Since roads were already existing, the concept was to just connect short road segments to form C-2. To be joined are Calle Capulong, Calle Tayuman, Governor Forbes, Calle Nagtahan found north of the Pasig River, and Calle Canonigo in the south bank of the Pasig. The Nagtahan Bridge, the widest bridge crossing of the Pasig River until it was surpassed by the Guadalupe Bridge in 1963, connected these two sections.

Older roads dates back to the early 19th century, under the Spanish rule. Calle Canonigo (now Quirino Avenue Extension) was laid out to connect Plaza Dilao and Paco railroad station to Calle Isaac Peral (now United Nations Avenue). The road perpendicular to Canonigo leading to the Pasig River was a narrow street called Calle Luengo in Pandacan.

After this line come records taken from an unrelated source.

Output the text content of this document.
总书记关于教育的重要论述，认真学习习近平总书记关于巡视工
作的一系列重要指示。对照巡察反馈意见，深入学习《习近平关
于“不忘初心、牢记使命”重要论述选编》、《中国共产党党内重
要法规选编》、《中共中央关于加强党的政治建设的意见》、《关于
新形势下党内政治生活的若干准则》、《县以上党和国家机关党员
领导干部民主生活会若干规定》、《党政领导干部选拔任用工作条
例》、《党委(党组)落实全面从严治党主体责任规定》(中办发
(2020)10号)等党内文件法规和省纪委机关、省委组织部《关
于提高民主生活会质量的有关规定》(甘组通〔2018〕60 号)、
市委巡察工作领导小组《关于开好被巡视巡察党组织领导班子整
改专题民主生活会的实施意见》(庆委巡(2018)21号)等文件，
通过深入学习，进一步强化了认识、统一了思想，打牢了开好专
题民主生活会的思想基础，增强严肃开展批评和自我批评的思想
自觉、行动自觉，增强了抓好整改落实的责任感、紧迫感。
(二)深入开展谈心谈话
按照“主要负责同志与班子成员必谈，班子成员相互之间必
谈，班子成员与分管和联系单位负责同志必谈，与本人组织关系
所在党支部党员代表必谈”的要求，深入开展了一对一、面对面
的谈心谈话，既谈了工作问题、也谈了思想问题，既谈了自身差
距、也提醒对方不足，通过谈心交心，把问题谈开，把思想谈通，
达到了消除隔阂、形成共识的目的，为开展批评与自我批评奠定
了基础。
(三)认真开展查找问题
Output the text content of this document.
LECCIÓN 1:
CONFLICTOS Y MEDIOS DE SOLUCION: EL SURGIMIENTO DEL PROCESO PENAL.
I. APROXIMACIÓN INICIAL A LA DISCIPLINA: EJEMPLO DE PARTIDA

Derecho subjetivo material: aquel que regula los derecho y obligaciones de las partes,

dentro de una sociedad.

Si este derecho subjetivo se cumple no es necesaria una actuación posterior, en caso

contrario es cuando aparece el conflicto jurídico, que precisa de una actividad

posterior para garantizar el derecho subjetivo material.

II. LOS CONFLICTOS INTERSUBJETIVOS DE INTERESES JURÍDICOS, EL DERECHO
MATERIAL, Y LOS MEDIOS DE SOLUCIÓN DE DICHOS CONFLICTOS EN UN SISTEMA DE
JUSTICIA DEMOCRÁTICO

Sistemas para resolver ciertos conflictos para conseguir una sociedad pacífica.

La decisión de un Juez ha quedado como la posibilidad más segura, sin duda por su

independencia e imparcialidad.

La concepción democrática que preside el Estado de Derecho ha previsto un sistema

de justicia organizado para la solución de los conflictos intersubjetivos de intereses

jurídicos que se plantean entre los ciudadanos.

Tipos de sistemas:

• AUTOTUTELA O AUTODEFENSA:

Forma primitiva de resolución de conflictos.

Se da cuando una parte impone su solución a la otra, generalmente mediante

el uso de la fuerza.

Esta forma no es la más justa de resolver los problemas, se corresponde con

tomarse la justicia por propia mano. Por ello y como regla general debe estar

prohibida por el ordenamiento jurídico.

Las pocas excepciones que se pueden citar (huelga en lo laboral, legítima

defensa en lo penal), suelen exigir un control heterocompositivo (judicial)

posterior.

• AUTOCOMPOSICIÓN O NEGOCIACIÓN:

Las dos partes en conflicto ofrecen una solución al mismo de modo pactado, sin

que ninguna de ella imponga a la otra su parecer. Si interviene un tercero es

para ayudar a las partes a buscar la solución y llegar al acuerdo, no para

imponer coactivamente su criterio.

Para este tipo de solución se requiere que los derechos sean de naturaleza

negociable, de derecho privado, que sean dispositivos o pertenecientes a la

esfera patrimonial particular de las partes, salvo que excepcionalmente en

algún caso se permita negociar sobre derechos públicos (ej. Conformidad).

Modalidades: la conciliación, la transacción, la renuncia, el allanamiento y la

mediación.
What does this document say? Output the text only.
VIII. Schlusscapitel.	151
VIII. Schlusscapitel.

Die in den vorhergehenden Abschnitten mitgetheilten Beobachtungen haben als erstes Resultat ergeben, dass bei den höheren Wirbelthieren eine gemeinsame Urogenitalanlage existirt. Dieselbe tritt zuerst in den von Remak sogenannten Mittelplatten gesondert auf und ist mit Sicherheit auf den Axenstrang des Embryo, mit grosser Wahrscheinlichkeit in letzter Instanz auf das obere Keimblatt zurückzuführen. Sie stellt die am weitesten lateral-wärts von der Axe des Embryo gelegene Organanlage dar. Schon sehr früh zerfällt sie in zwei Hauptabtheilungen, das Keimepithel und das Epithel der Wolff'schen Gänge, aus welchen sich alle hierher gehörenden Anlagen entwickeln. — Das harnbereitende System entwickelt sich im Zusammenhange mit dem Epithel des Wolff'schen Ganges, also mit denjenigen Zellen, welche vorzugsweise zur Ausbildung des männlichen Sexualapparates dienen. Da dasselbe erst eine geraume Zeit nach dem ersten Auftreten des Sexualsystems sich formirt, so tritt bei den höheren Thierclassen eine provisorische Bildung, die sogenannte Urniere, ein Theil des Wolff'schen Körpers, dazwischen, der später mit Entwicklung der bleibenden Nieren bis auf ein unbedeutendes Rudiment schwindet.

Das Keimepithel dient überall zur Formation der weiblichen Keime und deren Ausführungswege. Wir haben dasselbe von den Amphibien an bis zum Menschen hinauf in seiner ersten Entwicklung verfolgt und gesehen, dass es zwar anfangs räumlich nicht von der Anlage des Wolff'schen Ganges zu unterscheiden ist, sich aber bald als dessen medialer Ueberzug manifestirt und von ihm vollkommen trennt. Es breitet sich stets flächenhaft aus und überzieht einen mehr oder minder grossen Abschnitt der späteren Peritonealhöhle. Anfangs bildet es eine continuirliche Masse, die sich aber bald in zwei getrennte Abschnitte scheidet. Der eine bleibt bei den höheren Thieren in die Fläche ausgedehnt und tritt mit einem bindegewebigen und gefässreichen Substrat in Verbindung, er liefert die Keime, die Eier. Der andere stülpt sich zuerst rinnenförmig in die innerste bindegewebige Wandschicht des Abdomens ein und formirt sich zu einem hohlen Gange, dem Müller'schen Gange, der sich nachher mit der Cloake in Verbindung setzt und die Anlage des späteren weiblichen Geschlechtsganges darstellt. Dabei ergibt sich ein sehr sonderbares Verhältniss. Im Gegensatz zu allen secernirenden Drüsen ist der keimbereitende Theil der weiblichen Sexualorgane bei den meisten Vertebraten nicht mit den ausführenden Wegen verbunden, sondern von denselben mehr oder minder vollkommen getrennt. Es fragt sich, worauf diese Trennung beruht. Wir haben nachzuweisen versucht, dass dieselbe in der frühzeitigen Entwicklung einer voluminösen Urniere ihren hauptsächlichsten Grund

A 1934 map of Manila by the YMCA shows Calle Tayuman starts at Calle Sande (now Nicolas Zamora Street) and Calle Juan Luna and ends near the San Lazaro Hippodrome. The road then connects to Calle Governor Forbes (now Lacson Avenue) which stretched until Calle Lealtad (now Fajardo). Calle Nagtahan connects the Santa Mesa Rotonda up to the Pasig River. South of the river, only Calle Canonigo was existing. Harrison Boulevard (now Quirino Avenue) was then built during the Commonwealth period to connect Calle Herrán (now Pedro Gil Street) to Dewey Boulevard (now Roxas Boulevard). Eventually, Calle Luengo was extended to Calle Herran.

Route description

Capulong Street 
Also known as the C-2 Road, Capulong Street starts from Mel Lopez Boulevard, a part of Radial Road 10 (R-10), and ends in Juan Luna Street. It is the main thoroughfare of the district of Tondo in Manila.

Tayuman Street 

Tayuman Street is a four-lane main thoroughfare of the districts of Tondo and Santa Cruz. It starts from the Juan Luna Street and ends in a junction with Lacson Avenue. The entire road is considered as a part of the C-2 Road.

Lacson Avenue 

Formerly known as Governor Forbes Avenue, the C-2 segment of Lacson Avenue starts from the junction of Tayuman and Consuelo Streets in Santa Cruz and ends at Nagtahan Interchange, skirting the old San Lazaro Hippodrome.

Nagtahan Street 
Nagtahan Street connects the Nagtahan Interchange with Mabini Bridge (Nagtahan Bridge).

Quirino Avenue 

Quirino Avenue starts at the southern end of Mabini Bridge at the junction of Paz Mendoza Guazon (formerly Otis) and Jesus Streets in Paco and ends at Roxas Boulevard in Malate.